CHAPTER II.
THE MARVEL OF THE FLOATING SWORD.
Many and strange were the events that followed those we have just related, and great trouble and woe came therefrom. For when Sir Bors returned to Camelot and told the story of the wedding of Lancelot and Elaine, much was the secret talk and great the scandal. And when the news came to Guenever's ears she flamed with wrath.
Not long afterwards, Lancelot returned, still half frenzied with the deception that had been practised upon him. When Guenever saw him she accused him bitterly of being a traitor to love, and harshly bade him leave the court, and never come again within her sight.
This bitter reviling turned Lancelot's frenzy to a sudden madness. With distracted brain he leaped from a window into a garden, and ran like a wild man through wood and brake, heedless that his clothes were torn and his flesh rent with thorns and briers. Thus hotly burns despised love in the human heart and brain, and thus it may turn the strongest senses away and bring madness to the clearest mind.
On learning what had passed, Bors and Hector went to the queen, and accused her harshly of the great wrong she had done to the noble Lancelot. But she was already torn with remorse, and she knelt before these noble knights, begging their forgiveness, and praying them pitifully to seek Lancelot and bring him back to the court.
Months passed and Lancelot returned not, nor could he be found, though he was sought through many lands. For he kept afar from cities and courts, and roamed through wilds and wastes, where he had many adventures in his madness, and did strange and wild things.

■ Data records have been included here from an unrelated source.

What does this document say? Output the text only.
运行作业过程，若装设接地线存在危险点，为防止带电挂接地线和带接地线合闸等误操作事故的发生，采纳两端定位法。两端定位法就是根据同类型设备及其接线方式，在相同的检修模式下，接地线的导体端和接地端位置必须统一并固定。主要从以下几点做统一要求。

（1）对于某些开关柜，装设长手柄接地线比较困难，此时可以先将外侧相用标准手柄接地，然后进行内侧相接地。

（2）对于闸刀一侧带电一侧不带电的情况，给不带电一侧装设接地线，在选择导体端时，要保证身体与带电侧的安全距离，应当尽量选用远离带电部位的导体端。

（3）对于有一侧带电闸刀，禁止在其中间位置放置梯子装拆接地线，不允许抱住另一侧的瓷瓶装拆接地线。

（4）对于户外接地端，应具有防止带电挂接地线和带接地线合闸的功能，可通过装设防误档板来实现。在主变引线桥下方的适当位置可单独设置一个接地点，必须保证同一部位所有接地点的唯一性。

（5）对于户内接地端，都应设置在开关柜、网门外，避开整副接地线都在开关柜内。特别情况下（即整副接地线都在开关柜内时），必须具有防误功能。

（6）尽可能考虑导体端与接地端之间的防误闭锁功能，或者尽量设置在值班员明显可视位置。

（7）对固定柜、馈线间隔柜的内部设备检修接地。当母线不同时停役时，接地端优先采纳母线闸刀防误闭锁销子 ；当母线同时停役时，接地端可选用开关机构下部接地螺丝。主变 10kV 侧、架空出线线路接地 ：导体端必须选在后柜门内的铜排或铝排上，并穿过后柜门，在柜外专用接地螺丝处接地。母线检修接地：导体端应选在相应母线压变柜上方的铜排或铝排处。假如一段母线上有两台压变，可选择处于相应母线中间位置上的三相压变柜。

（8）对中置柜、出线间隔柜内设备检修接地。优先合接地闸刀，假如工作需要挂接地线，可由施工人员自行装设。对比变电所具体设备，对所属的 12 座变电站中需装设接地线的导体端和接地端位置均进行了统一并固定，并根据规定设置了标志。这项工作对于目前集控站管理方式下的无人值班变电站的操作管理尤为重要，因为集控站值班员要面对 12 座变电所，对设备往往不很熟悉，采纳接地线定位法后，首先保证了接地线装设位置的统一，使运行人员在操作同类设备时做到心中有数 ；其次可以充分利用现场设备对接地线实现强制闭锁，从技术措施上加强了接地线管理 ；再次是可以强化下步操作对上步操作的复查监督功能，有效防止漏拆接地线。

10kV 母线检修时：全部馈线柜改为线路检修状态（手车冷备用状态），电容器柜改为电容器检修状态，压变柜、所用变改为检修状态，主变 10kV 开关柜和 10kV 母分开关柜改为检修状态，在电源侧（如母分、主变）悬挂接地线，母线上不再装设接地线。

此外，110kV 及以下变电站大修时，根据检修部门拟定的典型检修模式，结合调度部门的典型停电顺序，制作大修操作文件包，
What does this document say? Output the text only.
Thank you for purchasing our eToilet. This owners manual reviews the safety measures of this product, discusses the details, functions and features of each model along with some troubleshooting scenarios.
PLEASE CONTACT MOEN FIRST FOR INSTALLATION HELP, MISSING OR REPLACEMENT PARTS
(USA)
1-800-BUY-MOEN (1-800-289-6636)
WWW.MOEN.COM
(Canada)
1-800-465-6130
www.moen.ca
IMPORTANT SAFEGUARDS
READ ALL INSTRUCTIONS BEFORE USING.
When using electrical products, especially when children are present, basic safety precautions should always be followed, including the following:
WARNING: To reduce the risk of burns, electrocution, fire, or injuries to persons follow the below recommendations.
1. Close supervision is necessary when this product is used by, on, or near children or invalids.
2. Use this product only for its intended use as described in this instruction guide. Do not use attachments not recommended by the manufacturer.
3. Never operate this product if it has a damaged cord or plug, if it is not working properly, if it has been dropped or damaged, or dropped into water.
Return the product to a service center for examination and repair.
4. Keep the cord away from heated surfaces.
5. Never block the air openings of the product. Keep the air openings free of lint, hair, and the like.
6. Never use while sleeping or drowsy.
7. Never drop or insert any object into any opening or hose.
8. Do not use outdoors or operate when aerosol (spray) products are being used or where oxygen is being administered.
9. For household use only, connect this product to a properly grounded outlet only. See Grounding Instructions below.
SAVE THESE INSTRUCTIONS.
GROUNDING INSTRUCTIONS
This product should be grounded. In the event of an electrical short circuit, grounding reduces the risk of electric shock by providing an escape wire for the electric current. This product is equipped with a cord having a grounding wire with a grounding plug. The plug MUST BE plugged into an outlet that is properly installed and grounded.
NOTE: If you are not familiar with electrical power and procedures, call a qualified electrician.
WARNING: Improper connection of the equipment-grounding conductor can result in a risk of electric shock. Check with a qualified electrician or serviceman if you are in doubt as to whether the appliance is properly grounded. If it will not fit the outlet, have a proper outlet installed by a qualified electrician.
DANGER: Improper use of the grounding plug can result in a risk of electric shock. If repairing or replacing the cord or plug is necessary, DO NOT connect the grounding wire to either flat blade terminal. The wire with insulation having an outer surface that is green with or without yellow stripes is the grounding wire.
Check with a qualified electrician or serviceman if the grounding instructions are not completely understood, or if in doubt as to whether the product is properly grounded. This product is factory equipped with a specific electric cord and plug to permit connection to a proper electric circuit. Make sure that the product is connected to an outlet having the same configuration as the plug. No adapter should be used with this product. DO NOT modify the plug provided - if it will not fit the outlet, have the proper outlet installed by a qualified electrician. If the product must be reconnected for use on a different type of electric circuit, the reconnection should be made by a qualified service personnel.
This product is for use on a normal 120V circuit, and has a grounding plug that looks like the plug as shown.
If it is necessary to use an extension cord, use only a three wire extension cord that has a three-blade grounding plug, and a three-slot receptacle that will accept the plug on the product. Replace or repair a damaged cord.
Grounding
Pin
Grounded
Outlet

For two years he wandered hither and thither in frenzy, until at length he came to King Pellam's city of Corbin, and to the castle where dwelt the fair Elaine. Here he was given shelter in a little outhouse, with straw to sleep on, while every day they threw him meat and set him drink, for none would venture near a madman of such savage aspect.
But one day as he slept, Elaine chanced to behold him, and knew him at once for Lancelot. Telling a trusty baron of her discovery, she had the distracted knight borne still sleeping into a tower chamber in which was kept the holy vessel, the Sangreal, concealed from all eyes save those of persons of saintly life. Lancelot was laid near this, and when all had left the chamber a man of sanctity entered and uncovered the vessel. Such was its holy influence that it wrought marvellously upon the distracted knight as he lay there asleep and the madness passed away from his brain. When he woke he was himself again, as whole a man in mind and body as any that stood upon the earth. For so healing was the virtue of that precious vessel that it not only drove the cloud of madness from his mind, but gave him back all his old might and comeliness of body.
Then, ashamed of his frenzy, and anxious not to be known, Lancelot assumed the name of the Chevalier Mal Fet, or the knight who has trespassed, and took up his abode with Elaine and many knights and ladies at a castle given him by King Pellam. This stood on an island in the midst of a deep and clear lake, which Lancelot named the Joyous Isle. And now, filled again with martial fervor, he made it known far and wide that he would joust with any knights that came that way, and that any one who should put him to the worst would receive as a prize a jewel of worth and a jerfalcon.